You already know that recovery can be a lengthy and uncertain process if you or a loved one has had a stroke. It can be a costly one as well. They all add up to hospital expenses, continuing counseling, rehabilitation services, medicine, and other costs. But hope is there. You will receive the coverage and services you deserve by knowing insurance and taking advantage of the correct choices. After a stroke, here are a few things to remember about health coverage.
Many factors depend on the rehabilitation facilities are covered by insurance: the particular form of insurance, the medical condition, the progress of recovery, and more. That means that it is special to your situation what programs the insurance covers and how much it will cost. Do not presume that you can, too, because someone you know has earned coverage for those programs.
Experts also found that, relative to those without it, stroke patients who have health insurance are more likely to receive the treatment they need, recover quicker, and become healthier. Forms of benefits include private insurance, such as Medicaid or Medicare, or government insurance, such as through an employer. There are forms of getting it if you don't have benefits. No one should be turned down because of having a stroke.
Contact your insurance plan to ask what particular programs they provide for stroke recovery. Your physician, case manager, or social worker at the hospital will help. Learn how much and how long for particular recovery facilities, such as inpatient rehabilitation or outpatient treatment, insurance will pay.
Disability benefits are vital because once you or your loved one is able to function again, they provide financial support. Explore treatments for disability as soon after the stroke as possible. Apply for FMLA compensation automatically if the employer is covered by the Family and Medical Leave Act (FMLA).
This benefit will secure your work or that of your loved one. Before you can use the employer's other short-and long-term disability benefits, you may need to register for FMLA.
When he or she experiences changes in physical function, a stroke survivor can qualify for additional insurance coverage for rehabilitation therapy during the recovery process.
Motor skills, voice, or self-care, for example, may start to improve or get worse. If so, check to see if extra insurance benefits are caused by the change. For example, after using a wheelchair, when a stroke victim starts walking again, often after many years, he or she may be eligible for further therapy.
If you believe the insurance provider is not covering properly for services or counseling for stroke rehabilitation, find out why. Stuff you can do is there. For example, if services are refused because the insurance provider does not agree that "medical necessity" exists, ask the doctor to participate. You have the right to appeal the decision if you feel you are being refused payment or access to a medical facility to which you are entitled.
It can be frustrating and daunting to negotiate with insurance companies. Don't give up, though. Ask for guidance to understand insurance issues and to work with them. Services may include hospital case managers or social workers, aging population advocacy groups, or the local Social Security Administration Office of Disability.
Ask your doctor if you do not know where to proceed. You will also want to consider partnering with an attorney for medical billing.
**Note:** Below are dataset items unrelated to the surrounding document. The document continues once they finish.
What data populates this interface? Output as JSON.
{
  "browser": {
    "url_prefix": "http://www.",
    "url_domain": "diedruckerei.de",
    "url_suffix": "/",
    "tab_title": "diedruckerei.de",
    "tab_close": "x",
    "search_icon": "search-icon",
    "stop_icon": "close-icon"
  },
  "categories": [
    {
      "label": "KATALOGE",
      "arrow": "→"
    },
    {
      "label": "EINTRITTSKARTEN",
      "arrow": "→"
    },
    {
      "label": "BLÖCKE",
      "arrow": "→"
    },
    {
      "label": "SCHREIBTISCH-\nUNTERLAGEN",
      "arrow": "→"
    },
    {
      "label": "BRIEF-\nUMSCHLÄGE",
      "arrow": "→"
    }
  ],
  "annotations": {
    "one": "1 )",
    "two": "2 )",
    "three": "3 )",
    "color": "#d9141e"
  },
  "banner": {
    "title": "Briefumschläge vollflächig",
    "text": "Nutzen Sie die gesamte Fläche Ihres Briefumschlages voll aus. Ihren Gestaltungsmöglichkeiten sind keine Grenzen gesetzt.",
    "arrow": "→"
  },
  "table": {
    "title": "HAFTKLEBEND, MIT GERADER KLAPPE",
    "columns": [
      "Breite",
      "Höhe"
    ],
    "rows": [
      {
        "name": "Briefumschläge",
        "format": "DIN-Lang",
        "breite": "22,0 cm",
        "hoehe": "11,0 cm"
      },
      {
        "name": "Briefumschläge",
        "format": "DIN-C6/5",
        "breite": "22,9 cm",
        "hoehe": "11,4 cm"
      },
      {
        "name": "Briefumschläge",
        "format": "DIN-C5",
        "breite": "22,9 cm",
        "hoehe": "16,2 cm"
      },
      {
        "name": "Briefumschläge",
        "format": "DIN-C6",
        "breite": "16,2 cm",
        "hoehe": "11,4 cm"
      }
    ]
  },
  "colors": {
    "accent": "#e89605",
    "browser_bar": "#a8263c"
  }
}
As well as handling inappropriate insurance claims denials, these paid professional practitioners will help you interpret your coverage and medical bills.
Medicare is covered only by home health care services prescribed by a physician and delivered by qualified nurses, although patients must meet strict eligibility criteria.
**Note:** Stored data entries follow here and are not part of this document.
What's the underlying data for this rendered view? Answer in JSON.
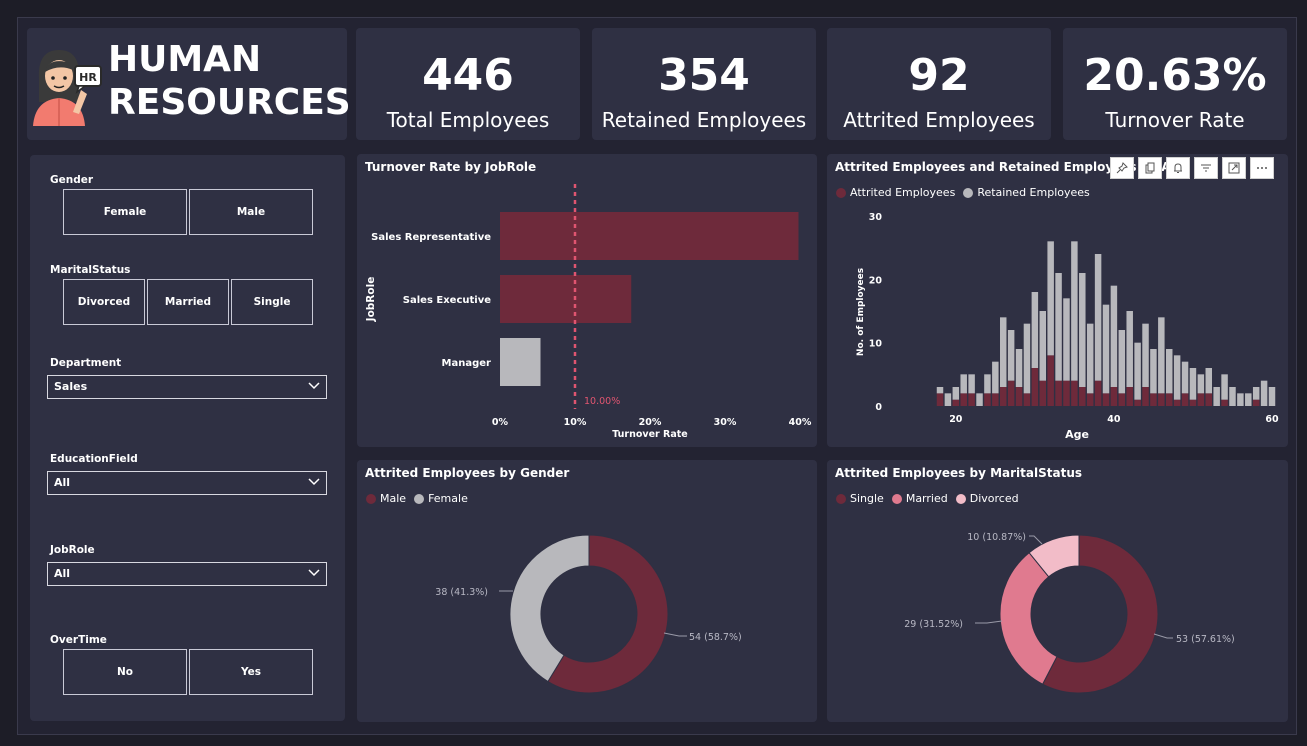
{
  "header": {
    "title_line1": "HUMAN",
    "title_line2": "RESOURCES",
    "icon_badge": "HR"
  },
  "kpis": [
    {
      "value": "446",
      "label": "Total Employees"
    },
    {
      "value": "354",
      "label": "Retained Employees"
    },
    {
      "value": "92",
      "label": "Attrited Employees"
    },
    {
      "value": "20.63%",
      "label": "Turnover Rate"
    }
  ],
  "filters": {
    "gender": {
      "label": "Gender",
      "options": [
        "Female",
        "Male"
      ]
    },
    "marital": {
      "label": "MaritalStatus",
      "options": [
        "Divorced",
        "Married",
        "Single"
      ]
    },
    "department": {
      "label": "Department",
      "value": "Sales"
    },
    "education": {
      "label": "EducationField",
      "value": "All"
    },
    "jobrole": {
      "label": "JobRole",
      "value": "All"
    },
    "overtime": {
      "label": "OverTime",
      "options": [
        "No",
        "Yes"
      ]
    }
  },
  "colors": {
    "attrited": "#6e2a3b",
    "retained": "#b8b8bc",
    "married": "#e07a8f",
    "divorced": "#f2bcc8",
    "reference": "#e05570"
  },
  "toolbar_icons": [
    "pin-icon",
    "copy-icon",
    "bell-icon",
    "filter-icon",
    "focus-mode-icon",
    "more-options-icon"
  ],
  "chart_data": [
    {
      "type": "bar",
      "orientation": "horizontal",
      "title": "Turnover Rate by JobRole",
      "xlabel": "Turnover Rate",
      "ylabel": "JobRole",
      "categories": [
        "Sales Representative",
        "Sales Executive",
        "Manager"
      ],
      "values": [
        39.8,
        17.5,
        5.4
      ],
      "colors": [
        "#6e2a3b",
        "#6e2a3b",
        "#b8b8bc"
      ],
      "xlim": [
        0,
        40
      ],
      "xticks": [
        "0%",
        "10%",
        "20%",
        "30%",
        "40%"
      ],
      "reference_line": {
        "value": 10,
        "label": "10.00%"
      }
    },
    {
      "type": "bar",
      "stacked": true,
      "title": "Attrited Employees and Retained Employees by Ag",
      "xlabel": "Age",
      "ylabel": "No. of Employees",
      "ylim": [
        0,
        30
      ],
      "yticks": [
        "0",
        "10",
        "20",
        "30"
      ],
      "xticks": [
        "20",
        "40",
        "60"
      ],
      "x": [
        18,
        19,
        20,
        21,
        22,
        23,
        24,
        25,
        26,
        27,
        28,
        29,
        30,
        31,
        32,
        33,
        34,
        35,
        36,
        37,
        38,
        39,
        40,
        41,
        42,
        43,
        44,
        45,
        46,
        47,
        48,
        49,
        50,
        51,
        52,
        53,
        54,
        55,
        56,
        57,
        58,
        59,
        60
      ],
      "series": [
        {
          "name": "Attrited Employees",
          "values": [
            2,
            0,
            1,
            2,
            2,
            0,
            2,
            2,
            3,
            4,
            3,
            2,
            6,
            4,
            8,
            4,
            4,
            4,
            3,
            2,
            4,
            2,
            3,
            2,
            3,
            1,
            3,
            2,
            2,
            2,
            1,
            2,
            1,
            2,
            2,
            0,
            1,
            0,
            0,
            0,
            1,
            0,
            0
          ]
        },
        {
          "name": "Retained Employees",
          "values": [
            1,
            2,
            2,
            3,
            3,
            2,
            3,
            5,
            11,
            8,
            6,
            11,
            12,
            11,
            18,
            17,
            13,
            22,
            18,
            11,
            20,
            14,
            16,
            10,
            12,
            9,
            10,
            7,
            12,
            7,
            7,
            5,
            5,
            3,
            4,
            3,
            4,
            3,
            2,
            2,
            2,
            4,
            3
          ]
        }
      ]
    },
    {
      "type": "pie",
      "donut": true,
      "title": "Attrited Employees by Gender",
      "labels": [
        "Male",
        "Female"
      ],
      "values": [
        54,
        38
      ],
      "data_labels": [
        "54 (58.7%)",
        "38 (41.3%)"
      ],
      "colors": [
        "#6e2a3b",
        "#b8b8bc"
      ]
    },
    {
      "type": "pie",
      "donut": true,
      "title": "Attrited Employees by MaritalStatus",
      "labels": [
        "Single",
        "Married",
        "Divorced"
      ],
      "values": [
        53,
        29,
        10
      ],
      "data_labels": [
        "53 (57.61%)",
        "29 (31.52%)",
        "10 (10.87%)"
      ],
      "colors": [
        "#6e2a3b",
        "#e07a8f",
        "#f2bcc8"
      ]
    }
  ]
}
What is the easiest way to apply for Medicare? Well, you are in the right place! Most people were automatically enrolled and became eligible for Social Security when they turn to 65. We didn't need to apply for Medicare until President Reagan signed the legislation which raises the retirement age in 1983 and begins in 2003.
While eye care is a common need as we age, Medicare coverage is extremely restricted for most vision services. It is normally based on whether you encounter any medical problems that can impair your eyesight.
Many people believe that Medicare is free because, for much of their working life, you have paid into Medicare by taxes, but that assumption is not right.